Глазьев уставился на пруд.
– Может, кредит взяла?
– Несовершеннолетней девочке, не работающей, не имеющей личной собственности, ни один банк даже тысячи рублей не даст, – произнесла я. – Любаша никогда не рассказывала о дедушке?
– Об Алексее Константиновиче? – удивился Сережа. – Он давно умер, утонул, мы еще в школу не ходили. Но я его немного помню – веселый такой, добрый. Однажды мне набор солдатиков подарил – сто пятьдесят штук, Бородинское сражение. До сих пор у меня хранятся. Жаль, что Алексей Константинович погиб.

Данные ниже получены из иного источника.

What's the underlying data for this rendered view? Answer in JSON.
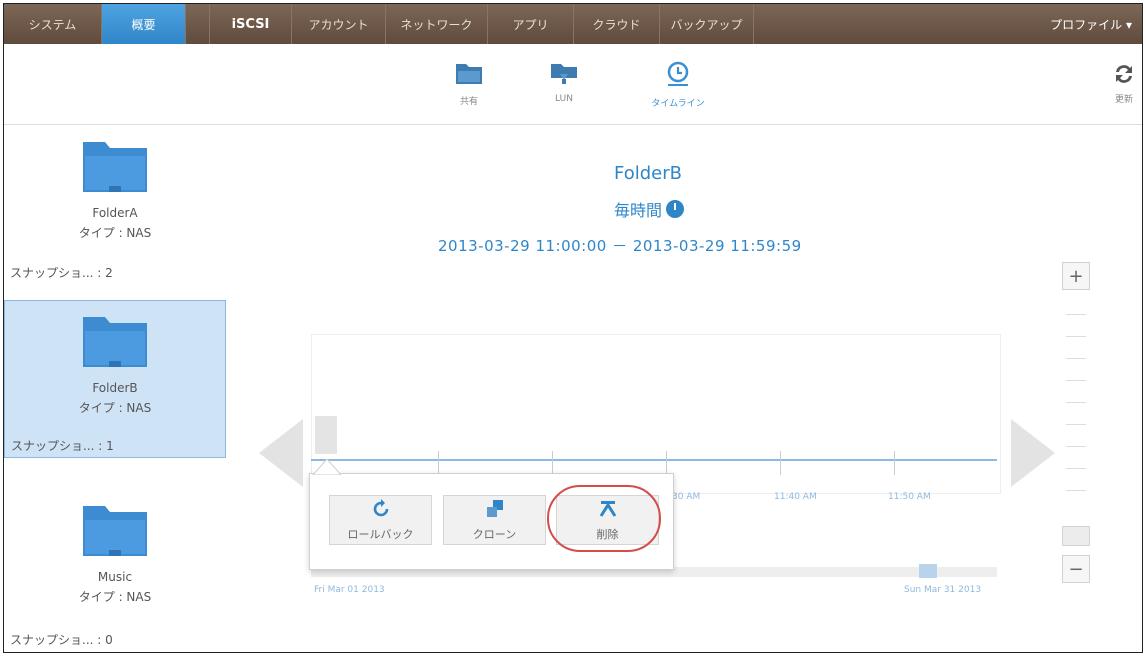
{
  "nav": {
    "items": [
      "システム",
      "概要",
      "iSCSI",
      "アカウント",
      "ネットワーク",
      "アプリ",
      "クラウド",
      "バックアップ"
    ],
    "profile": "プロファイル ▾"
  },
  "toolbar": {
    "share_label": "共有",
    "lun_label": "LUN",
    "timeline_label": "タイムライン",
    "refresh_label": "更新"
  },
  "sidebar": {
    "volumes": [
      {
        "name": "FolderA",
        "type": "タイプ : NAS",
        "snapshots": "スナップショ... : 2"
      },
      {
        "name": "FolderB",
        "type": "タイプ : NAS",
        "snapshots": "スナップショ... : 1"
      },
      {
        "name": "Music",
        "type": "タイプ : NAS",
        "snapshots": "スナップショ... : 0"
      }
    ]
  },
  "main": {
    "folder_title": "FolderB",
    "frequency": "毎時間",
    "range": "2013-03-29 11:00:00 － 2013-03-29 11:59:59",
    "tick_labels": [
      "30 AM",
      "11:40 AM",
      "11:50 AM"
    ],
    "scroll_start": "Fri Mar 01 2013",
    "scroll_end": "Sun Mar 31 2013"
  },
  "popup": {
    "rollback_label": "ロールバック",
    "clone_label": "クローン",
    "delete_label": "削除"
  },
  "zoom": {
    "plus": "+",
    "minus": "−"
  }
}
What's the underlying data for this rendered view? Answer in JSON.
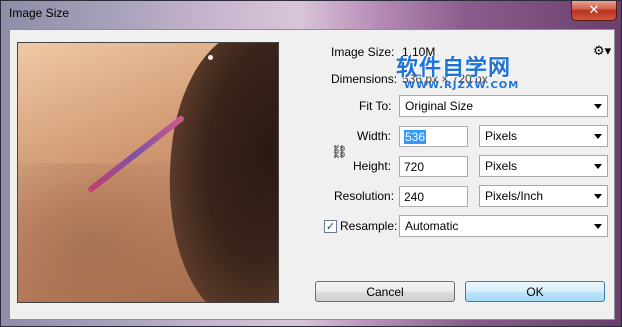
{
  "window": {
    "title": "Image Size",
    "close_label": "✕"
  },
  "info": {
    "image_size_label": "Image Size:",
    "image_size_value": "1.10M",
    "dimensions_label": "Dimensions:",
    "dimensions_value": "536 px × 720 px",
    "gear_icon": "⚙▾"
  },
  "form": {
    "fit_to_label": "Fit To:",
    "fit_to_value": "Original Size",
    "width_label": "Width:",
    "width_value": "536",
    "width_unit": "Pixels",
    "height_label": "Height:",
    "height_value": "720",
    "height_unit": "Pixels",
    "resolution_label": "Resolution:",
    "resolution_value": "240",
    "resolution_unit": "Pixels/Inch",
    "resample_label": "Resample:",
    "resample_checked": "✓",
    "resample_value": "Automatic",
    "link_icon": "⛓"
  },
  "buttons": {
    "cancel": "Cancel",
    "ok": "OK"
  },
  "watermark": {
    "text": "软件自学网",
    "url": "WWW.RJZXW.COM"
  }
}
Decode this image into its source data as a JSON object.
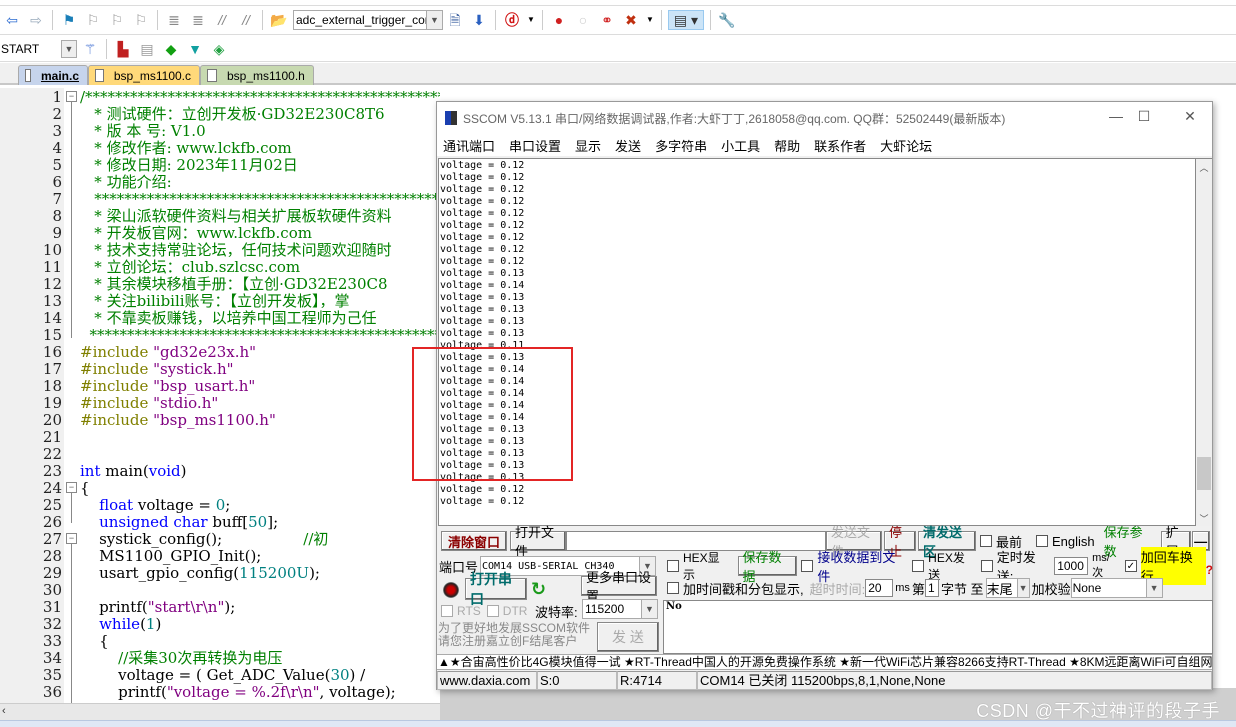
{
  "ide": {
    "toolbar1": {
      "icons": [
        "back-arrow-icon",
        "forward-arrow-icon",
        "bookmark-flag-icon",
        "prev-bookmark-icon",
        "next-bookmark-icon",
        "clear-bookmarks-icon",
        "indent-icon",
        "unindent-icon",
        "comment-icon",
        "uncomment-icon",
        "open-file-icon"
      ],
      "target_combo": "adc_external_trigger_con",
      "icons2": [
        "find-in-files-icon",
        "incremental-find-icon",
        "debug-icon",
        "breakpoint-icon",
        "breakpoint-disabled-icon",
        "disable-all-breakpoints-icon",
        "kill-breakpoints-icon",
        "window-layout-icon",
        "settings-wrench-icon"
      ]
    },
    "toolbar2": {
      "target_select": "START",
      "icons": [
        "magic-wand-icon",
        "pack-installer-icon",
        "manage-components-icon",
        "select-device-icon",
        "event-recorder-icon",
        "run-time-env-icon"
      ]
    },
    "tabs": [
      {
        "label": "main.c",
        "active": true
      },
      {
        "label": "bsp_ms1100.c",
        "active": false
      },
      {
        "label": "bsp_ms1100.h",
        "active": false
      }
    ],
    "code": [
      {
        "n": "1",
        "parts": [
          [
            "cm",
            "/*********************************************************************************"
          ]
        ]
      },
      {
        "n": "2",
        "parts": [
          [
            "cm",
            "   * 测试硬件：立创开发板·GD32E230C8T6"
          ]
        ]
      },
      {
        "n": "3",
        "parts": [
          [
            "cm",
            "   * 版 本 号: V1.0"
          ]
        ]
      },
      {
        "n": "4",
        "parts": [
          [
            "cm",
            "   * 修改作者: www.lckfb.com"
          ]
        ]
      },
      {
        "n": "5",
        "parts": [
          [
            "cm",
            "   * 修改日期: 2023年11月02日"
          ]
        ]
      },
      {
        "n": "6",
        "parts": [
          [
            "cm",
            "   * 功能介绍:"
          ]
        ]
      },
      {
        "n": "7",
        "parts": [
          [
            "cm",
            "   ***********************************************************************"
          ]
        ]
      },
      {
        "n": "8",
        "parts": [
          [
            "cm",
            "   * 梁山派软硬件资料与相关扩展板软硬件资料"
          ]
        ]
      },
      {
        "n": "9",
        "parts": [
          [
            "cm",
            "   * 开发板官网：www.lckfb.com"
          ]
        ]
      },
      {
        "n": "10",
        "parts": [
          [
            "cm",
            "   * 技术支持常驻论坛，任何技术问题欢迎随时"
          ]
        ]
      },
      {
        "n": "11",
        "parts": [
          [
            "cm",
            "   * 立创论坛：club.szlcsc.com"
          ]
        ]
      },
      {
        "n": "12",
        "parts": [
          [
            "cm",
            "   * 其余模块移植手册：【立创·GD32E230C8"
          ]
        ]
      },
      {
        "n": "13",
        "parts": [
          [
            "cm",
            "   * 关注bilibili账号：【立创开发板】，掌"
          ]
        ]
      },
      {
        "n": "14",
        "parts": [
          [
            "cm",
            "   * 不靠卖板赚钱，以培养中国工程师为己任"
          ]
        ]
      },
      {
        "n": "15",
        "parts": [
          [
            "cm",
            "  ***********************************************************************"
          ]
        ]
      },
      {
        "n": "16",
        "parts": [
          [
            "pp",
            "#include "
          ],
          [
            "st",
            "\"gd32e23x.h\""
          ]
        ]
      },
      {
        "n": "17",
        "parts": [
          [
            "pp",
            "#include "
          ],
          [
            "st",
            "\"systick.h\""
          ]
        ]
      },
      {
        "n": "18",
        "parts": [
          [
            "pp",
            "#include "
          ],
          [
            "st",
            "\"bsp_usart.h\""
          ]
        ]
      },
      {
        "n": "19",
        "parts": [
          [
            "pp",
            "#include "
          ],
          [
            "st",
            "\"stdio.h\""
          ]
        ]
      },
      {
        "n": "20",
        "parts": [
          [
            "pp",
            "#include "
          ],
          [
            "st",
            "\"bsp_ms1100.h\""
          ]
        ]
      },
      {
        "n": "21",
        "parts": []
      },
      {
        "n": "22",
        "parts": []
      },
      {
        "n": "23",
        "parts": [
          [
            "kw",
            "int"
          ],
          [
            "df",
            " main("
          ],
          [
            "kw",
            "void"
          ],
          [
            "df",
            ")"
          ]
        ]
      },
      {
        "n": "24",
        "parts": [
          [
            "df",
            "{"
          ]
        ]
      },
      {
        "n": "25",
        "parts": [
          [
            "df",
            "    "
          ],
          [
            "kw",
            "float"
          ],
          [
            "df",
            " voltage = "
          ],
          [
            "nm",
            "0"
          ],
          [
            "df",
            ";"
          ]
        ]
      },
      {
        "n": "26",
        "parts": [
          [
            "df",
            "    "
          ],
          [
            "kw",
            "unsigned char"
          ],
          [
            "df",
            " buff["
          ],
          [
            "nm",
            "50"
          ],
          [
            "df",
            "];"
          ]
        ]
      },
      {
        "n": "27",
        "parts": [
          [
            "df",
            "    systick_config();                 "
          ],
          [
            "cm",
            "//初"
          ]
        ]
      },
      {
        "n": "28",
        "parts": [
          [
            "df",
            "    MS1100_GPIO_Init();"
          ]
        ]
      },
      {
        "n": "29",
        "parts": [
          [
            "df",
            "    usart_gpio_config("
          ],
          [
            "nm",
            "115200U"
          ],
          [
            "df",
            ");"
          ]
        ]
      },
      {
        "n": "30",
        "parts": []
      },
      {
        "n": "31",
        "parts": [
          [
            "df",
            "    printf("
          ],
          [
            "st",
            "\"start\\r\\n\""
          ],
          [
            "df",
            ");"
          ]
        ]
      },
      {
        "n": "32",
        "parts": [
          [
            "df",
            "    "
          ],
          [
            "kw",
            "while"
          ],
          [
            "df",
            "("
          ],
          [
            "nm",
            "1"
          ],
          [
            "df",
            ")"
          ]
        ]
      },
      {
        "n": "33",
        "parts": [
          [
            "df",
            "    {"
          ]
        ]
      },
      {
        "n": "34",
        "parts": [
          [
            "df",
            "        "
          ],
          [
            "cm",
            "//采集30次再转换为电压"
          ]
        ]
      },
      {
        "n": "35",
        "parts": [
          [
            "df",
            "        voltage = ( Get_ADC_Value("
          ],
          [
            "nm",
            "30"
          ],
          [
            "df",
            ") / "
          ]
        ]
      },
      {
        "n": "36",
        "parts": [
          [
            "df",
            "        printf("
          ],
          [
            "st",
            "\"voltage = %.2f\\r\\n\""
          ],
          [
            "df",
            ", voltage);"
          ]
        ]
      }
    ]
  },
  "sscom": {
    "title": "SSCOM V5.13.1 串口/网络数据调试器,作者:大虾丁丁,2618058@qq.com. QQ群：52502449(最新版本)",
    "window_buttons": {
      "minimize": "—",
      "maximize": "☐",
      "close": "✕"
    },
    "menu": [
      "通讯端口",
      "串口设置",
      "显示",
      "发送",
      "多字符串",
      "小工具",
      "帮助",
      "联系作者",
      "大虾论坛"
    ],
    "receive_lines": [
      "voltage = 0.12",
      "voltage = 0.12",
      "voltage = 0.12",
      "voltage = 0.12",
      "voltage = 0.12",
      "voltage = 0.12",
      "voltage = 0.12",
      "voltage = 0.12",
      "voltage = 0.12",
      "voltage = 0.13",
      "voltage = 0.14",
      "voltage = 0.13",
      "voltage = 0.13",
      "voltage = 0.13",
      "voltage = 0.13",
      "voltage = 0.11",
      "voltage = 0.13",
      "voltage = 0.14",
      "voltage = 0.14",
      "voltage = 0.14",
      "voltage = 0.14",
      "voltage = 0.14",
      "voltage = 0.13",
      "voltage = 0.13",
      "voltage = 0.13",
      "voltage = 0.13",
      "voltage = 0.13",
      "voltage = 0.12",
      "voltage = 0.12"
    ],
    "scroll_position": 0.93,
    "row1": {
      "clear_btn": "清除窗口",
      "open_file_btn": "打开文件",
      "file_path": "",
      "send_file_btn": "发送文件",
      "stop_btn": "停止",
      "clear_send_btn": "清发送区",
      "topmost_label": "最前",
      "english_label": "English",
      "save_params_btn": "保存参数",
      "expand_btn": "扩展",
      "collapse_btn": "—"
    },
    "port": {
      "port_label": "端口号",
      "port_value": "COM14 USB-SERIAL CH340",
      "open_port_btn": "打开串口",
      "more_settings_btn": "更多串口设置",
      "rts_label": "RTS",
      "dtr_label": "DTR",
      "baud_label": "波特率:",
      "baud_value": "115200",
      "promo_line1": "为了更好地发展SSCOM软件",
      "promo_line2": "请您注册嘉立创F结尾客户",
      "send_btn": "发 送"
    },
    "options": {
      "hex_display": "HEX显示",
      "save_data_btn": "保存数据",
      "recv_to_file": "接收数据到文件",
      "hex_send": "HEX发送",
      "timed_send": "定时发送:",
      "interval": "1000",
      "interval_unit": "ms/次",
      "add_crlf": "加回车换行",
      "add_crlf_checked": true,
      "timestamp": "加时间戳和分包显示,",
      "timeout_label": "超时时间:",
      "timeout_value": "20",
      "timeout_unit": "ms",
      "byte_label_1": "第",
      "byte_from": "1",
      "byte_label_2": "字节 至",
      "byte_to": "末尾",
      "checksum_label": "加校验",
      "checksum_value": "None",
      "send_text": "No",
      "help_mark": "?"
    },
    "notice": "▲★合宙高性价比4G模块值得一试 ★RT-Thread中国人的开源免费操作系统 ★新一代WiFi芯片兼容8266支持RT-Thread ★8KM远距离WiFi可自组网",
    "status": {
      "site": "www.daxia.com",
      "sent": "S:0",
      "received": "R:4714",
      "port_status": "COM14 已关闭  115200bps,8,1,None,None"
    }
  },
  "watermark": "CSDN @干不过神评的段子手",
  "colors": {
    "comment": "#008000",
    "keyword": "#0000ff",
    "string": "#800080",
    "preproc": "#808000",
    "number": "#008080",
    "highlight_box": "#e32525",
    "crlf_bg": "#ffff00"
  }
}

– И с Надеждой Васильевной ты знаком?
– Она хорошая, – заулыбался мальчик. – Когда вы с ней впервые встретитесь, подумаете, что она мрачная. Тетя Надя молчит, разговаривает мало. Она другая, чем моя мама, людей всегда полным именем называет, ко мне обращалась «Сергей», даже когда я маленьким был. Но она очень внимательная, поздравляла с днем рождения и с Новым годом. Мы с Любой раньше часто к ней приходили. Люба очень бабушку любила, хотела тоже стать химиком, даже просила мать перевести ее в колледж, где готовят на химфак. А тетя Рита скандал закатила: «Не позволю гробить здоровье, станешь всякую гадость в пробирках нюхать, астму получишь. И кому химики нужны? Они нищие! Ты японский с шести лет зубришь, говоришь прекрасно, впереди дорога в Токийский университет». Любаша с мамой поругалась, убежала к бабушке жить. Но через неделю вернулась и про химию уже молчала, продолжала японский усиленно учить. Я ее подначил: «Ты чего, передумала реактивы из склянки в склянку переливать?» И услышал в ответ: «Надоела химия, ну ее». Я удивился: «Ты же так хотела работать с бабой Надей». А Любка как заорет: «Чего пристал? Хотела да перехотела. Надоело! Палец обожгла реактивом у старухи на работе. Мама права, нечего дрянью заниматься!» Странно мне было слышать это – раньше Любаша никогда бабушку «старухой» не называла, а руки и прежде калечила, когда опыты ставила. Потом я понял: они поссорились. Больше Любаша к Надежде Васильевне не ездила, вообще о ней говорить перестала. Мне интересно было, чего бабка с внучкой не поделили, но я молчал. Я не удержался, спросил, так Люба меня чуть по стене за любопытство не размазала: «Не лезь, куда не просят!» А потом вдруг заплакала: «Не сердись, нет у меня сил на разговор. После, когда все дома уладится, расскажу про старуху. С ума от скандалов схожу. Мама все время рыдает. Она отца любит, но простить его не может. Развелась с ним, а сама жалеет. С Феней мне теперь дружить сложно из-за тети Лиды, и мы же в другой конец города переехали, чтобы в школу успеть, приходится в пять вставать. Мама говорит, что квартиру из-за денег на бизнес продала, а я думаю, в нашем переезде Лидка виновата».
Сергей замолчал.
Глава 15
– Кто такие Феня и тетя Лида? – удивилась я.
Глазьев дернул шеей.
– Алжировы. Лидия лучшая подруга тети Риты, а Феня ее дочка. Они с Любой как одно целое были. Всем из-за дяди Прохора плохо стало, он такой… ну…
– Бабник, – подсказала я.
Сергей криво усмехнулся.
– Ага.
– Вы с Любой знали, что ее отец изменяет матери? – уточнила я.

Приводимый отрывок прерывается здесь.